India made Micah cry….It wasn’t the makeshift blue shanties and lean-tos, or the women thrashing clothes on rocks, the men squatting to defecate in the shade of Peepal trees, or the naked, cinnamon-colored children cooling themselves in puddles–all this was too familiar, even nostalgically comforting, to faze her. What wrenched her, instead, was the unnatural landscape of the poverty: the scale, the density, all the degraded details. The coolant-green, battery-acid-yellow swirls in the puddle those children were cooling in. The mustardy burning-trash haze that strangled the breeze those women were sucking into their lungs as they paused between thrashings. And the hunger: the everywhere night-and-day hunger that seemed to her so impossible – how could so many be so hungry and contaminated, yet the earth still be spinning, the newspapers publishing, the factories factory-ing, the lovers loving, the preachers preaching? How could God justify this lopsidedness, with endless Hamburger Helper granted to one side of the world and what looked like nothing to the other?—and yet so insurmountable, so unrelievable at the same time? It can’t be like this but it is; it must change but it can’t.
– Want Not by Jonathan Miles, p.182
A more serendipitous find than Jonathan Miles’ new novel Want Not I have not enjoyed in recent years.
Want Not – I Want
Want Not lay forlorn in the New Arrivals section of my local library.
The title and jacket lack the gaudy design to get the book to easily jump from the shelf into readers’ hands.
And Jonathan Miles, the author, is still unknown quantity to many.
Let alone reading him in the past, I had not even read about Miles.
On a lark I picked up Want Not little realizing the huge favor I was doing myself.
Clearly the product of years of labor, Want Not is Miles’ second novel (Dear American Airlines was his first).
Want & Waste
For much of human history, wants of average people were limited, largely I suppose because there were not many things around to want.

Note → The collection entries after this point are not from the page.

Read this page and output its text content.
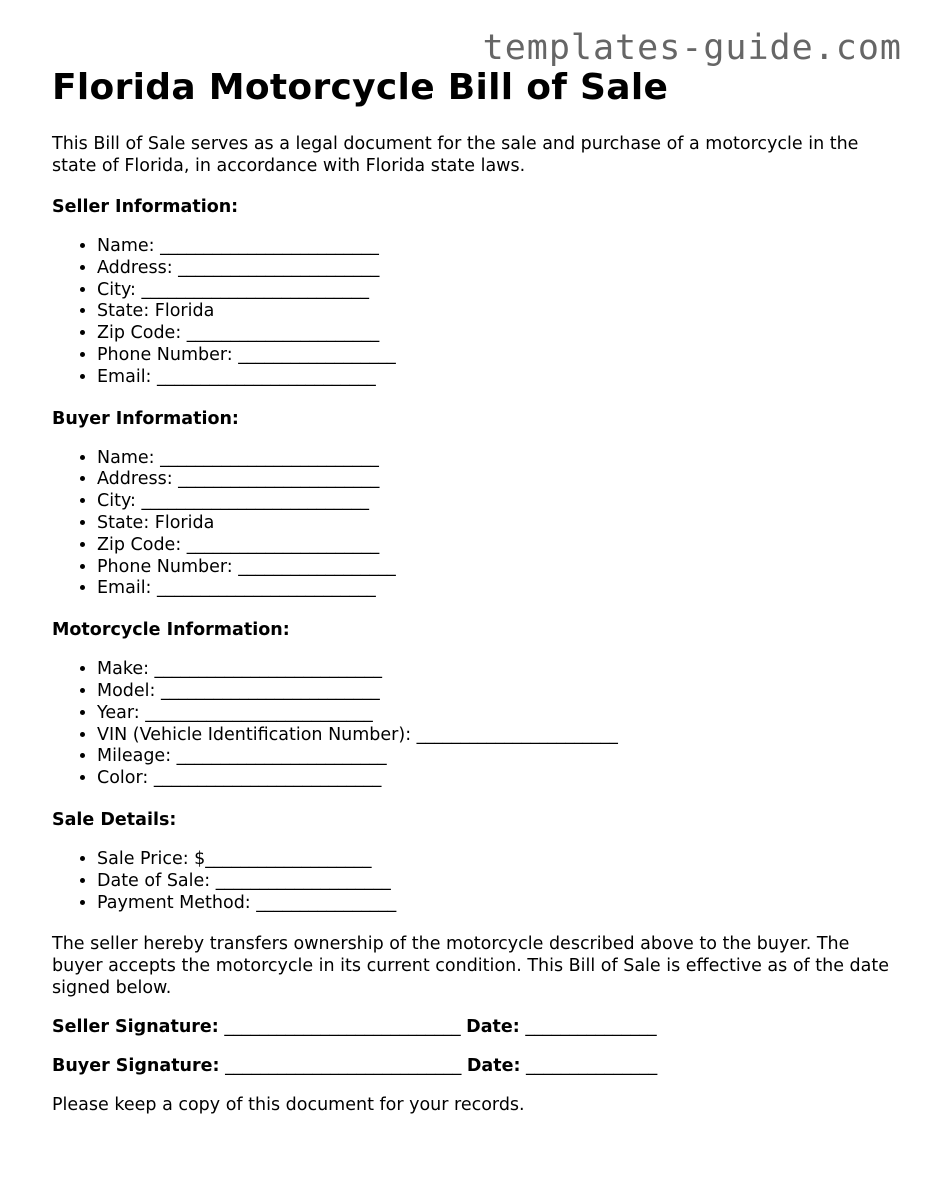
templates-guide.com
Florida Motorcycle Bill of Sale

This Bill of Sale serves as a legal document for the sale and purchase of a motorcycle in the state of Florida, in accordance with Florida state laws.

Seller Information:
• Name: _________________________
• Address: _______________________
• City: __________________________
• State: Florida
• Zip Code: ______________________
• Phone Number: __________________
• Email: _________________________
Buyer Information:
• Name: _________________________
• Address: _______________________
• City: __________________________
• State: Florida
• Zip Code: ______________________
• Phone Number: __________________
• Email: _________________________
Motorcycle Information:
• Make: __________________________
• Model: _________________________
• Year: __________________________
• VIN (Vehicle Identification Number): _______________________
• Mileage: ________________________
• Color: __________________________
Sale Details:
• Sale Price: $___________________
• Date of Sale: ____________________
• Payment Method: ________________

The seller hereby transfers ownership of the motorcycle described above to the buyer. The buyer accepts the motorcycle in its current condition. This Bill of Sale is effective as of the date signed below.

Seller Signature: ___________________________ Date: _______________

Buyer Signature: ___________________________ Date: _______________

Please keep a copy of this document for your records.
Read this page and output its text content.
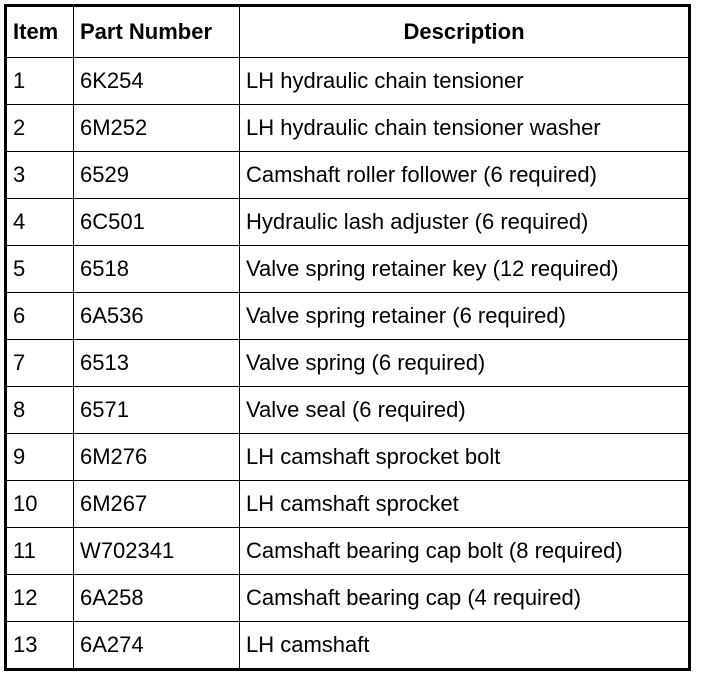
Item	Part Number	Description
1	6K254	LH hydraulic chain tensioner
2	6M252	LH hydraulic chain tensioner washer
3	6529	Camshaft roller follower (6 required)
4	6C501	Hydraulic lash adjuster (6 required)
5	6518	Valve spring retainer key (12 required)
6	6A536	Valve spring retainer (6 required)
7	6513	Valve spring (6 required)
8	6571	Valve seal (6 required)
9	6M276	LH camshaft sprocket bolt
10	6M267	LH camshaft sprocket
11	W702341	Camshaft bearing cap bolt (8 required)
12	6A258	Camshaft bearing cap (4 required)
13	6A274	LH camshaft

With the industrial revolution, rapid pace of technological developments and growing prosperity has come an endless supply of goods to fuel our wants.
The novel is loosely about the two Ws that dominate our lives in the current age – Want and Waste (including the horror of nuclear waste that one of the characters in the book grapples with).
The modern era is distinguished from earlier ages by Insatiable Want and Incomprehensible Waste.
One inevitably follows the other.
There would not be a vast stinking wasteland of trash around every city nor huge trash bags outside every home on trash pickup days were not our wants limitless.
Want and Waste bother few of us.
But they bother Jonathan Miles a lot since Want and Waste are the broad framework in which he sets his main characters and their stories.
The urban scavengers Micah and her boyfriend Talmadge, the linguist Elwin Cross and his Alzheimer’s ridden father, the troubled young girl Alexis, her debt collector step-father Dave, shopaholic mom Sara and aunt Liz, Talmadge’s recidivist friend Matty, and Elwin’s man-boy neighbor Christopher are a motley but interesting lot.
At close quarters, I suppose every life, including that of average Joes who make up 99% of the world, is interesting in its own way.
And Miles’ fine writing makes each of his main ordinary characters (as well as the several lesser ordinary characters) jump to life and leap out of the pages.
Broadly, there are three stories in the book and not that big a connection between them except to some degree toward the end.
Miles’ writing is excellent all through and, to my immense delight, often bitingly sarcastic.
At the end of the book, I felt civilization, if that’s we have now, is terribly overrated.
Of course, there’s an Indian thread in the book.
Don’t all great works in the world have an Indian connection? 😉
Micah makes a trip to India, visiting Mumbai, Varanasi, Haridwar, Chennai and Mangalore, makes love in a poppy field outside Bundi (Rajasthan) with her girlfriend Leah, chews paan, turns vegetarian and while riding the train from Mangalore to Mumbai makes the depressing discovery that the sea of plastic trash bags by the tracks did not save the Indian elephant from their miserable fate.
Plastic had triumphed, and not in a pretty way!
I greatly enjoyed Want Not.
This is one of the rare books I Want to read a second time.
I hope Jonathan Miles will forgive me for wanting more of his fine novel! 😉
Want Not is available at most U.S. libraries.